We need to get the PowerPoint for the ethnography lecture and be prepared to interrogate during the presentation.

Hammersly and Atkinson Presentation
In discussing ethics, Hammersly and Atkinson note the differences between procedural ethics (IRB) and ethics in practice. They also write about microethics, which are the ethics for everyday choices rather than ethics that address big issues. When we have issues arise, they are referred to as ethically important moments.

One of the ways to deal with certain admissions (child abuse, sexual abuse) is to make a statement of what you heard and what the consequences of that statement are, asking if they really meant to say what they did. Our choices in responding to this are reflective of our paradigms. We have to be reflexive, particularly when reporting our research.

Ethnography
Hammersly and Atkinson use a very positivistic perspective in describing ethnography, asserting that you can make true or veritable statements.

Traditionally, ethnography was the creation of guides to other cultures. This was heavily linked to colonization and the exoticizing of non-Western populations. After WWII, the interpretive turn appears in social science, which starts integrating narrative, phenomenology, existentialism, social construction, and social action theory. This shift suggests a move from us understanding them to us understanding us. We use public texts to make claims that we know about social life. At present, we have participant observation, auto-ethnography, and long-form interviews.

When deciding whether something works as an ethnographic method, we must ask about certain aspects of the work. There must be an explanatory target—there must be enough there to constitute a true ethnography.

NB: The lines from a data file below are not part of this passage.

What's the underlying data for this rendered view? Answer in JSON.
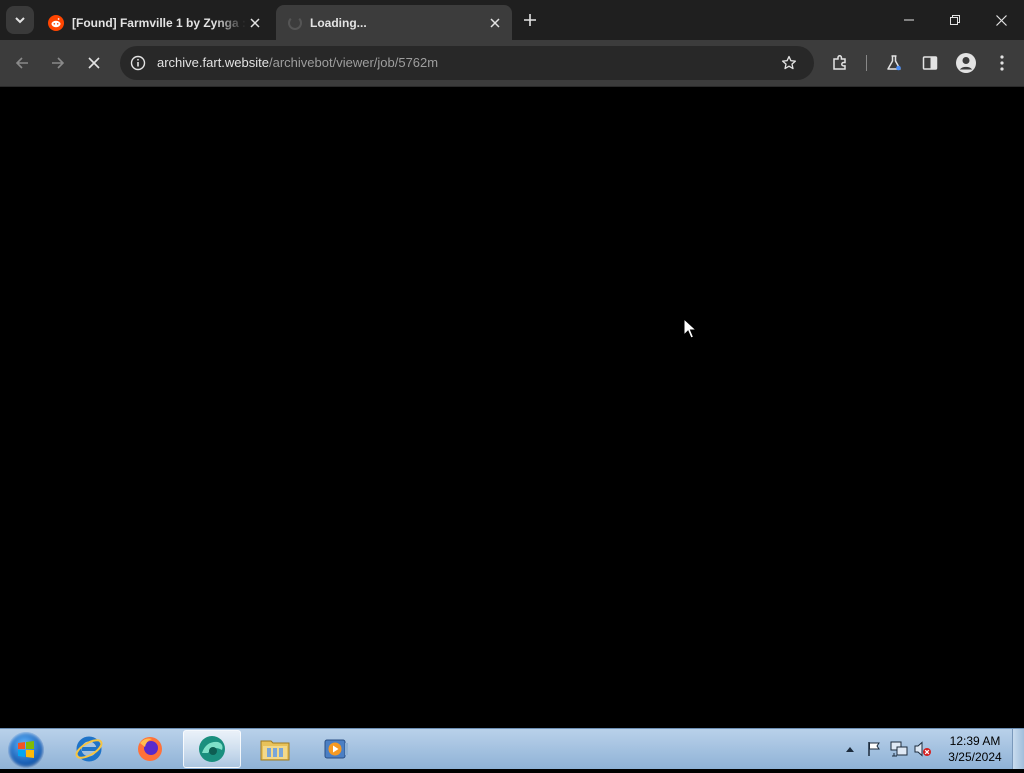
{
  "browser": {
    "tabs": [
      {
        "title": "[Found] Farmville 1 by Zynga :",
        "favicon": "reddit-icon",
        "active": false
      },
      {
        "title": "Loading...",
        "favicon": "loading-spinner-icon",
        "active": true
      }
    ],
    "address_bar": {
      "host": "archive.fart.website",
      "path": "/archivebot/viewer/job/5762m"
    }
  },
  "taskbar": {
    "pinned": [
      "internet-explorer-icon",
      "firefox-icon",
      "browser-icon",
      "file-explorer-icon",
      "media-player-icon"
    ],
    "clock": {
      "time": "12:39 AM",
      "date": "3/25/2024"
    }
  },
  "colors": {
    "tabstrip": "#1f1f1f",
    "toolbar": "#3c3c3c",
    "omnibox": "#282828",
    "viewport": "#000000",
    "taskbar": "#a9c6e3"
  }
}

The method needs to be connected to the target using warrants, rules of evidence, and conventions of practice (calendars, recording, participation, and reflexivity). There must also be certain recognized practices, such as participant observation/member knowledge, removed observation/recordings, protocol analysis (for activities that are not particularly visual), and interviews. Only objectivist measurement and statistics are excluded as an ethnographic practice.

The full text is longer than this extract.